B-b-b-blog flog!

Seen Dafydd ab Hugh’s new  blog, Big Lizards?

Well, what are you waiting for? Get outa here and go check it out! Well? GO!

(Sheesh… some people. 😉

Oh, BTW (what a thing to forget—guess I was in a hurry earlier)—thanks to Romeocat for the reminder. I had visited Big Lizards earlier this week, meant to go back and just flat lost track of it. *sigh*

Disaster Preparedness-on a small scale

In the wake of Katrina especially, more folks are thinking through what they might do if some sort of disaster struck their community…

Dean Ing is my go-to guy in that arena. He’s the kinda guy who can rehabilitate the pejorated term “survivalist” all by his lonesome with his down-to-earth approach to self-sufficiency.

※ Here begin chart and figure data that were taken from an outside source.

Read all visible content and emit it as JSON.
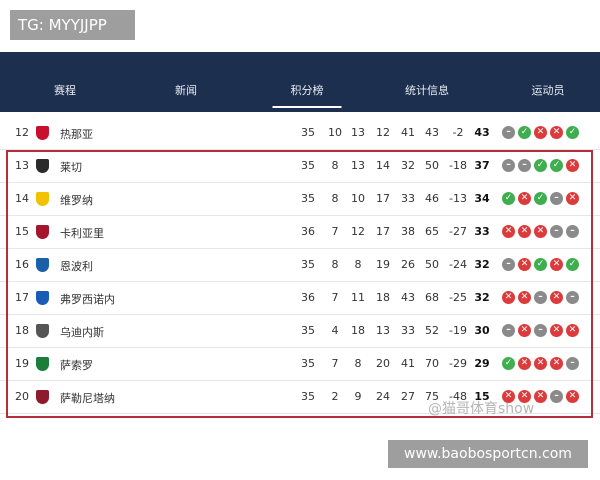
{
  "watermark_top": "TG: MYYJJPP",
  "tabs": [
    "赛程",
    "新闻",
    "积分榜",
    "统计信息",
    "运动员"
  ],
  "table": {
    "rows": [
      [
        12,
        "热那亚",
        35,
        10,
        13,
        12,
        41,
        43,
        -2,
        43
      ],
      [
        13,
        "莱切",
        35,
        8,
        13,
        14,
        32,
        50,
        -18,
        37
      ],
      [
        14,
        "维罗纳",
        35,
        8,
        10,
        17,
        33,
        46,
        -13,
        34
      ],
      [
        15,
        "卡利亚里",
        36,
        7,
        12,
        17,
        38,
        65,
        -27,
        33
      ],
      [
        16,
        "恩波利",
        35,
        8,
        8,
        19,
        26,
        50,
        -24,
        32
      ],
      [
        17,
        "弗罗西诺内",
        36,
        7,
        11,
        18,
        43,
        68,
        -25,
        32
      ],
      [
        18,
        "乌迪内斯",
        35,
        4,
        18,
        13,
        33,
        52,
        -19,
        30
      ],
      [
        19,
        "萨索罗",
        35,
        7,
        8,
        20,
        41,
        70,
        -29,
        29
      ],
      [
        20,
        "萨勒尼塔纳",
        35,
        2,
        9,
        24,
        27,
        75,
        -48,
        15
      ]
    ]
  },
  "watermark_bottom": "@猫哥体育show",
  "site": "www.baobosportcn.com"
}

I often recommend his novel, Pulling Through, as a painless way to be introduced to preparing for disaster (while not being caught up in some silly “Chicken Little” soap opera.) If you don’t need the fictional sugar to take some preparedness medicine, his OOP book, The Chernobyl Syndrome would fit the bill nicely as a comprehensive overview of small-scale, personal disaster preparedness. The link above is to four amazon.com affiliated selers who each have a copy of the hardback for sale. That’s not a lot of availablity, eh? I can tell you that I’m not selling my paperback copy!

A good thing about the book is Ing’s virtually painless “hobbyist” approach to self-sufficiency/disaster preparedness/survivalism. I think most of the readers of this blog would find his approach fun, if nothing else, and—what the heck!—you’d end up being more prepared to survive a disaster than probably 99% of Americans.

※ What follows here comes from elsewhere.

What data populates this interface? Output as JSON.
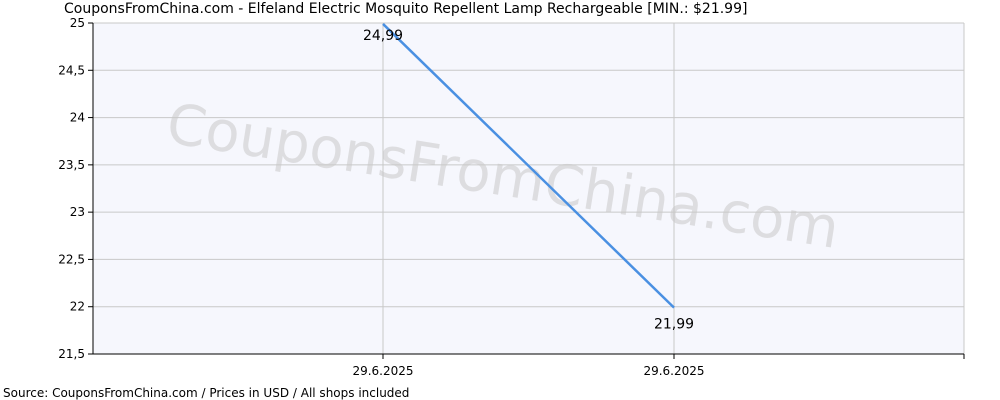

(Pulling Through is also available from some private sellers via amazon.com, and The Rackham Files—featuring more in a similar vein—

is available from amazon.com and from Baen Books, directly.) [UPDATE: I had read the first two chapters of The Rackham Files in an online preview. Just got the book.

    Pulling Through

is included in it. Oh, and note the books were written in the 1980s (so references to political issues may be out of date) but are nevertheless pretty good disaster relief primers.